As a health care chaplain, I have seen the tragic impact of the opioid epidemic for years (“Fentanyl death toll: more than one a day,” Feb. 15). More than 1 million Americans have died since 1999 from a drug overdose. More than 75% of drug overdose deaths in 2021 involved an opioid. These deaths of despair are the leading cause of death for people 18-45. Life expectancy in the U.S. is actually trending downward.

For the past year our organization has been doing public health outreach along West Broadway in north Minneapolis. We completed 37 interventions and five lives were saved with Narcan and basic CPR. In September 2022, we learned that there had been 14 overdoses in one parking lot along West Broadway.

In our outreach, we feed folks at risk of an overdose and equip them with Narcan and fentanyl test strips. We teach them that they are protected from prosecution if they dial 911 to save someone’s life.

When there is an overdose we only have six minutes before there is permanent brain damage. Some fentanyl overdoses can require multiple doses of Narcan to reverse. Minneapolis police officers carry four Narcan doses. There is significant variation among law enforcement agencies in the number of Narcan doses officers carry.

One night in north Minneapolis it took 20 minutes for first responders to arrive. We administered CPR and revived a young man well before then.

Another overdose intervention involved a young African American woman whose friend had overdosed the night before. After we treated her she told me, “I took the same pills my friend OD’d on last night.” Some of these overdoses might actually be suicides.

Our American health care system is broken, with a severe shortage of access to psych beds. Only 10% of people with opioid substance abuse disorder can gain access to treatment. Our correctional facilities are our modern day asylums. Our emergency rooms are burdened with people struggling with mental illness and addiction waiting for a psych bed to open. There is a significant shortage of supportive transitional housing for people leaving treatment and re-entering society after being incarcerated.

One of the factors that contributes to these systemic barriers to treatment is insurance companies failing to abide by the late Sen. Paul Wellstone’s legacy bill, the Mental Health Parity and Addiction Equity Act of 2008. Humana and Health Partners were recently fined with only the equivalent of a speeding ticket for violating federal law. The Legislature and the Attorney General’s Office should increase penalties for such offenses, which could very well contribute to premature and preventable deaths.

Glaring health care disparities confront our African American and Native American residents, who do not receive treatment at the same levels as white patients. One specialist in African American addictions has stated: “Our epidemic was ignored for the most part … our population was always treated as a moral, criminal problem.”
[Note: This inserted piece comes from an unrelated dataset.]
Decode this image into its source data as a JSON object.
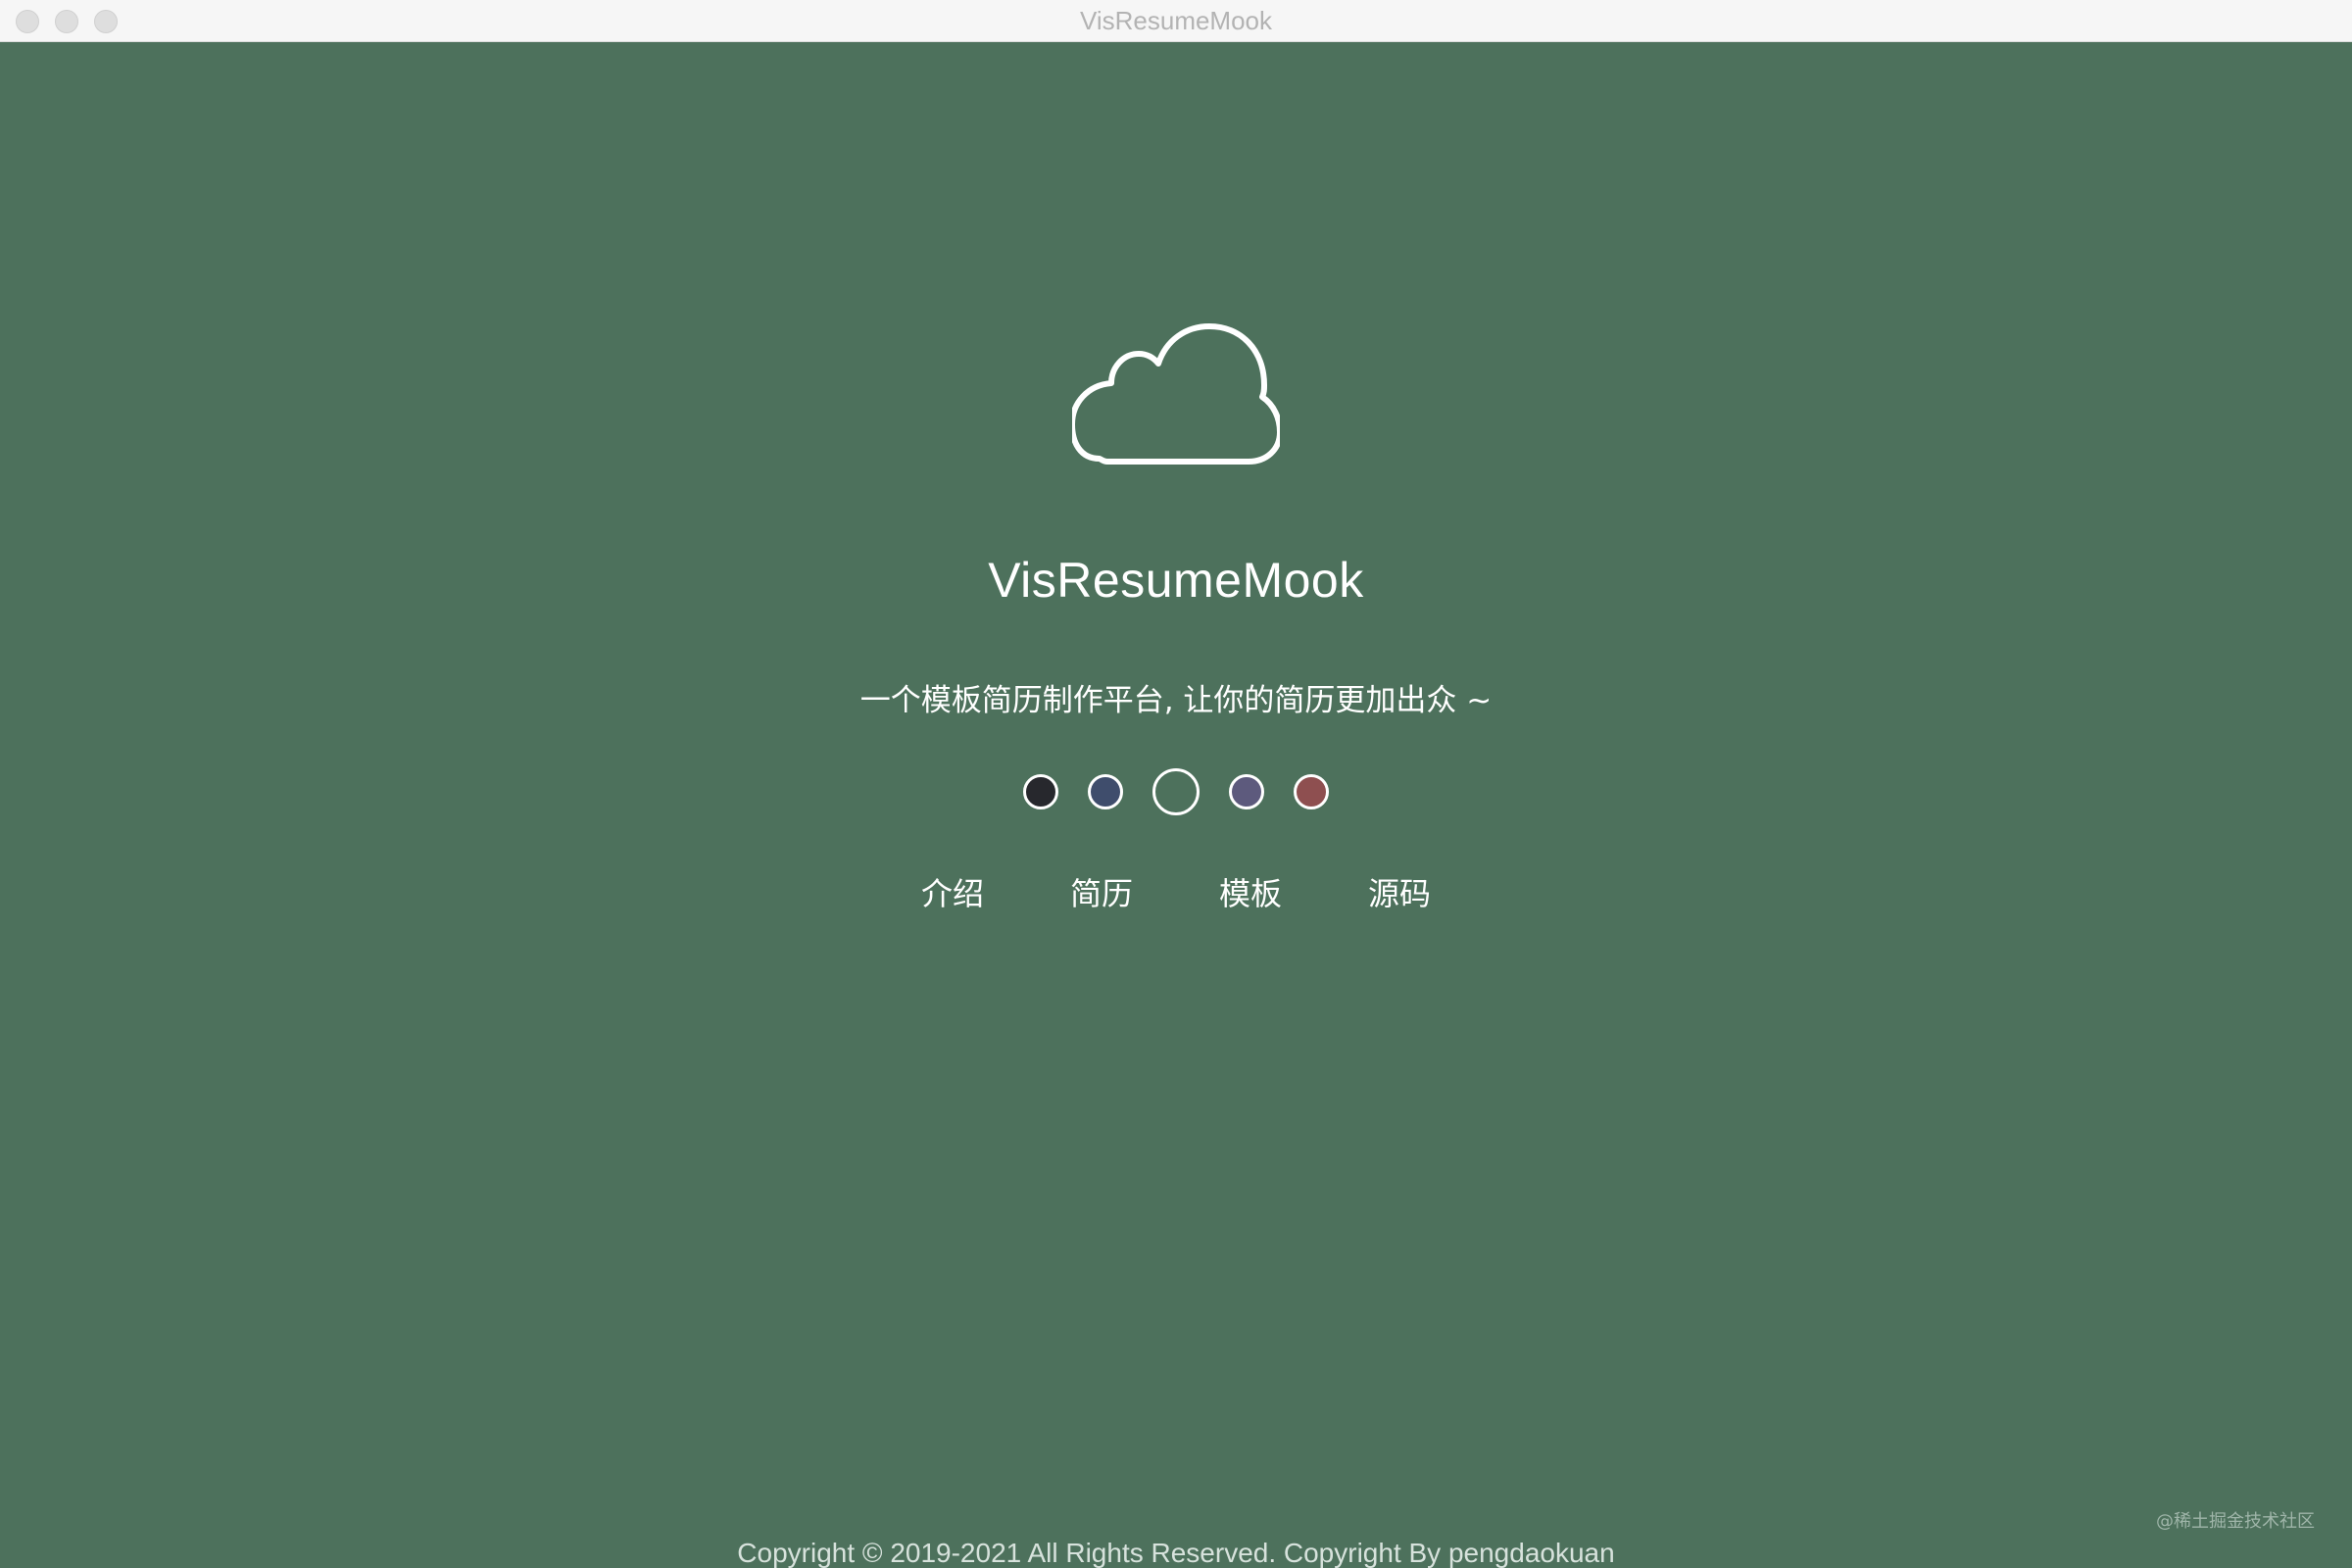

We must do much more to prevent these deaths. In addition to addressing the racial/ethnic health care disparities, we need leaders at every level of government to help confront the stigma and shame surrounding mental health and addiction. The brain is a human organ; its diseases should be treated with the same level of concern and compassion as any other medical condition. This moral overhaul of our health care system’s approach to mental health would be in the spirit of Wellstone’s legacy bill.

No more stigma, no more shame, more love and compassion for these diseases of the brain.

Howard Dotson is a health care chaplain with the Twin Cities Crisis Response Team.